Groundedness check catches this.

This is what most eval frameworks test for. Ragas, DeepEval, TruLens — they all measure faithfulness to the retrieved context. Important, but incomplete.

Type 2: Grounded But Wrong

The LLM faithfully cites the document, but the document itself is outdated, incomplete, or incorrect.

Internal note (3 months old): “Apple Q1 FY2025 revenue was $124.3B”

LLM says: “Apple had $124B in Q1 2025 revenue”

Groundedness check: PASS

Real-world data: Apple Q1 2025 revenue was $144B

The LLM did nothing wrong. It accurately cited the document. But the document was stale, and the answer shipped to production with a $20 billion error.

No groundedness check catches this. You need a second layer.

One Layer Isn't Enough

Here's what we saw when we ran both verification modes on the same claims:

ClaimGroundednessFactualAction
Revenue was $2.4BContradictedContradictedBlock (hallucination)
Revenue was $124BSupportedContradictedFlag (stale source)
CEO is Tim CookSupportedSupportedPass
IPO was March 2025UnverifiableContradictedBlock (fabrication)

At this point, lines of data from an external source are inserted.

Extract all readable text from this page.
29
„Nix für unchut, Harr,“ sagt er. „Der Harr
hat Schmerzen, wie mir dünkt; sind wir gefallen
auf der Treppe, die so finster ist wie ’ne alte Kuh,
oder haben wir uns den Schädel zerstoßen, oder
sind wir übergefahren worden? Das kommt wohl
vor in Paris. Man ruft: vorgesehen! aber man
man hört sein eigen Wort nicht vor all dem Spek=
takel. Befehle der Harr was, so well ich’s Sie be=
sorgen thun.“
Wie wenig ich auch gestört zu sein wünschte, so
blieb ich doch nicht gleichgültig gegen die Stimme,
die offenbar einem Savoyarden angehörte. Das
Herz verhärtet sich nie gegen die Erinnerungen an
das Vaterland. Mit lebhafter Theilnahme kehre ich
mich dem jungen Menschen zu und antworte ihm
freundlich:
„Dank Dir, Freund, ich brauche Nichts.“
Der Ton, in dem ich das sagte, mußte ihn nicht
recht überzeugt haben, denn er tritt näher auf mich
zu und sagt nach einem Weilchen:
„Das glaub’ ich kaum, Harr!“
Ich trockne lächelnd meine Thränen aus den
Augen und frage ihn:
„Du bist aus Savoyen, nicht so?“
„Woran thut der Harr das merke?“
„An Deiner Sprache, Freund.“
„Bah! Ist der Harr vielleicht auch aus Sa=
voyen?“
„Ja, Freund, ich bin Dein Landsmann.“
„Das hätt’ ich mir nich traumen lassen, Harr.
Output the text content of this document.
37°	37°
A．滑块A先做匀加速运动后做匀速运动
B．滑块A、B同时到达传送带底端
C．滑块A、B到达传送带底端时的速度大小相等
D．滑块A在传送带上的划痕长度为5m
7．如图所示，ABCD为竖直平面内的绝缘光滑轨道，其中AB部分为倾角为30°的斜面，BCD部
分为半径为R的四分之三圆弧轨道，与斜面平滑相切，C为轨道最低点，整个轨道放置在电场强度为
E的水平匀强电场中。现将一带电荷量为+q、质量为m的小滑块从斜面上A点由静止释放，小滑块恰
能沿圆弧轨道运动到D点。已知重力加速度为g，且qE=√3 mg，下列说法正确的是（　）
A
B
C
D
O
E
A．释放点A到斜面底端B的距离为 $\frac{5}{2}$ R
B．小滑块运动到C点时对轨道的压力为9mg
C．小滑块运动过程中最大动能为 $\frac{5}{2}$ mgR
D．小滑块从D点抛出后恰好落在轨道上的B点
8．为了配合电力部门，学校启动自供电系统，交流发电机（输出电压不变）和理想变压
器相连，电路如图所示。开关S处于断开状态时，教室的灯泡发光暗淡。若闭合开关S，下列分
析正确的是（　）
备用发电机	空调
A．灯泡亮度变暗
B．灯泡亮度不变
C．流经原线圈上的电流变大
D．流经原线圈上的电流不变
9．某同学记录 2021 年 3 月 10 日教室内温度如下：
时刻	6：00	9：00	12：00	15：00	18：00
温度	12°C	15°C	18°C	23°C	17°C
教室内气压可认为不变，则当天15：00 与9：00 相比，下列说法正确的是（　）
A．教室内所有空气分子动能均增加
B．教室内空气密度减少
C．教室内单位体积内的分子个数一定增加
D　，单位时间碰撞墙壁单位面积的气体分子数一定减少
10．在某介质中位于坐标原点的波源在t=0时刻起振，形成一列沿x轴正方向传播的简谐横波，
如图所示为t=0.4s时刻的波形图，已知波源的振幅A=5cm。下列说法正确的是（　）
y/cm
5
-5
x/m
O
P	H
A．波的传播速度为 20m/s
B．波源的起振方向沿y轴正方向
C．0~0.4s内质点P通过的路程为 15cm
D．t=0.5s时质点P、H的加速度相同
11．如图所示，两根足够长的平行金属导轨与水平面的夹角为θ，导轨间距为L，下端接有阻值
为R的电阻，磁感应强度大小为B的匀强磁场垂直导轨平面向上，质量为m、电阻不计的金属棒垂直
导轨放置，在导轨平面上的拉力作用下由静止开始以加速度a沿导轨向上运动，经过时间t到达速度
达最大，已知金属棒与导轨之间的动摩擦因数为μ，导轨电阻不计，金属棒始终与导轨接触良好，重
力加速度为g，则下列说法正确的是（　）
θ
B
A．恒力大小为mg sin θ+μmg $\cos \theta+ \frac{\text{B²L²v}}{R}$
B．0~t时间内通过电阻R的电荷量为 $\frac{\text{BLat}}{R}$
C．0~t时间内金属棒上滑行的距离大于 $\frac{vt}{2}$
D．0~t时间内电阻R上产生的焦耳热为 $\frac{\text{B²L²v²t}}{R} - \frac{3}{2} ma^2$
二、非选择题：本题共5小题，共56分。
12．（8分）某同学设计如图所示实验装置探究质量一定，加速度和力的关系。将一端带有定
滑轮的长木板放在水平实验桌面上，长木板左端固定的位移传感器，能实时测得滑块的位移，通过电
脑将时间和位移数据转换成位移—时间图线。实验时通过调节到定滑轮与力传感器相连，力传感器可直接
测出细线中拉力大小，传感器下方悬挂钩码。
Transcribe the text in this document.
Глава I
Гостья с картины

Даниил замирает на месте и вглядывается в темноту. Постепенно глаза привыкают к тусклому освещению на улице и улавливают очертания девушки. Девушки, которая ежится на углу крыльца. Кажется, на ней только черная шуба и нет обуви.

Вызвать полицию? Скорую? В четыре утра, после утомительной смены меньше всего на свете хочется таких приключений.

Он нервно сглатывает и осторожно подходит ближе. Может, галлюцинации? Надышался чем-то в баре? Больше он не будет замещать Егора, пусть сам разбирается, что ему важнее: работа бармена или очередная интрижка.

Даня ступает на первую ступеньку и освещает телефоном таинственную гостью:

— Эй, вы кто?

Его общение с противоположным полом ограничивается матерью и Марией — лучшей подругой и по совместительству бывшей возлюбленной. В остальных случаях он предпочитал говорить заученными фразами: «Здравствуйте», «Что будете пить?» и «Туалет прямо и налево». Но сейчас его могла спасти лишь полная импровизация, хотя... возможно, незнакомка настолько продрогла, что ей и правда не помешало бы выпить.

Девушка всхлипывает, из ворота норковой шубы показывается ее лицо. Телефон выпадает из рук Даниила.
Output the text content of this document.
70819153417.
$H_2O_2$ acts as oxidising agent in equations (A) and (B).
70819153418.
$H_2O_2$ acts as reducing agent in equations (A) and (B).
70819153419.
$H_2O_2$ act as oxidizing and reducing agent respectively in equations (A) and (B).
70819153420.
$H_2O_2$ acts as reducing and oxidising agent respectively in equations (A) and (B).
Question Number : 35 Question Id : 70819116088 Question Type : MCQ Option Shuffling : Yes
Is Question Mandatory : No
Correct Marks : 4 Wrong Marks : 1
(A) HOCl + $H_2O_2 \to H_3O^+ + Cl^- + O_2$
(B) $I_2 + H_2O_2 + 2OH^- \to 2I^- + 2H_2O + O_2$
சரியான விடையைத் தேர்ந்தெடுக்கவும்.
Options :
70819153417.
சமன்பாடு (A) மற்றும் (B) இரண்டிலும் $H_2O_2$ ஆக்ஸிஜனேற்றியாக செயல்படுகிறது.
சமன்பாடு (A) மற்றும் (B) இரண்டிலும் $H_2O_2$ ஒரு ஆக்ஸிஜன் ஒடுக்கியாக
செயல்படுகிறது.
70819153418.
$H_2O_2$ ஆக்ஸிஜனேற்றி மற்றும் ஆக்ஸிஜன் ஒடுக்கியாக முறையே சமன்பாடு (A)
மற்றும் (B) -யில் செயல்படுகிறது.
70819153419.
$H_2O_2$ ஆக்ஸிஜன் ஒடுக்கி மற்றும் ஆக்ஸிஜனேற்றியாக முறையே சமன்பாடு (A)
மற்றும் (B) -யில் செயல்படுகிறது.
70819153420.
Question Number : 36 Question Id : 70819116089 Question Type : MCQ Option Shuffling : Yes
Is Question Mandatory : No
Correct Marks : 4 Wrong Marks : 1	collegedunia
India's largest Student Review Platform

Row 2 is the dangerous one. A single groundedness check says “all good.” Only the second layer catches the error.

How to Add Both Layers

Layer 1: Groundedness (local)

After your LLM generates a response, extract the claims and cross-reference each one against the retrieved context. This runs inside your infrastructure:

bash
curl -X POST http://localhost:3000/shield \
  -H "Content-Type: application/json" \
  -d '{
    "text": "The company reported $2.4B in Q3 revenue, up 15% YoY.",
    "context": "Q3 2024 Earnings: Revenue was $2.1B, up 12% YoY.",
    "mode": "groundedness"
  }'

Layer 2: Factual (external evidence)

For claims that pass groundedness, verify against real-world data. This catches the “grounded but wrong” cases:

bash
curl -X POST http://localhost:3000/shield \
  -H "Content-Type: application/json" \
  -d '{
    "text": "Apple had $124B in Q1 2025 revenue.",
    "context": "Internal note: Apple Q1 FY2025 revenue $124.3B.",
    "mode": "both"
  }'

Returns two verdicts per claim — one from your documents, one from the real world. When they disagree, you know something is stale or wrong.

When to Use Each Mode

ScenarioRecommended
Internal knowledge base QAGroundedness only
Customer-facing financial dataBoth
Legal document analysisGroundedness + manual review
Real-time market intelligenceFactual only
Healthcare / complianceBoth + human-in-the-loop
Air-gapped / classifiedGroundedness only

The Enterprise Problem

The reason most teams only run groundedness is practical, not technical: sending internal documents to a third-party API is a non-starter for enterprise.

VeroQ Shield (Self-Hosted) solves this by running inside your VPC. Groundedness mode is fully local. Factual mode is opt-in and only sends the extracted claim text — never your documents. For air-gapped environments, use a local model:

bash
docker run -p 3000:3000 \
  -e LLM_BASE_URL=http://localhost:11434/v1 \
  -e LLM_MODEL=llama3 \
  -e LLM_API_KEY=none \
  veroq/shield

No internet required. Full verification. Your models, your data.

The Bottom Line

One verification layer catches hallucinations. Two layers catch reality.

If your RAG pipeline serves anything where accuracy matters — financial data, legal analysis, healthcare, compliance — you need both. Groundedness tells you the LLM was faithful. Factual verification tells you the truth.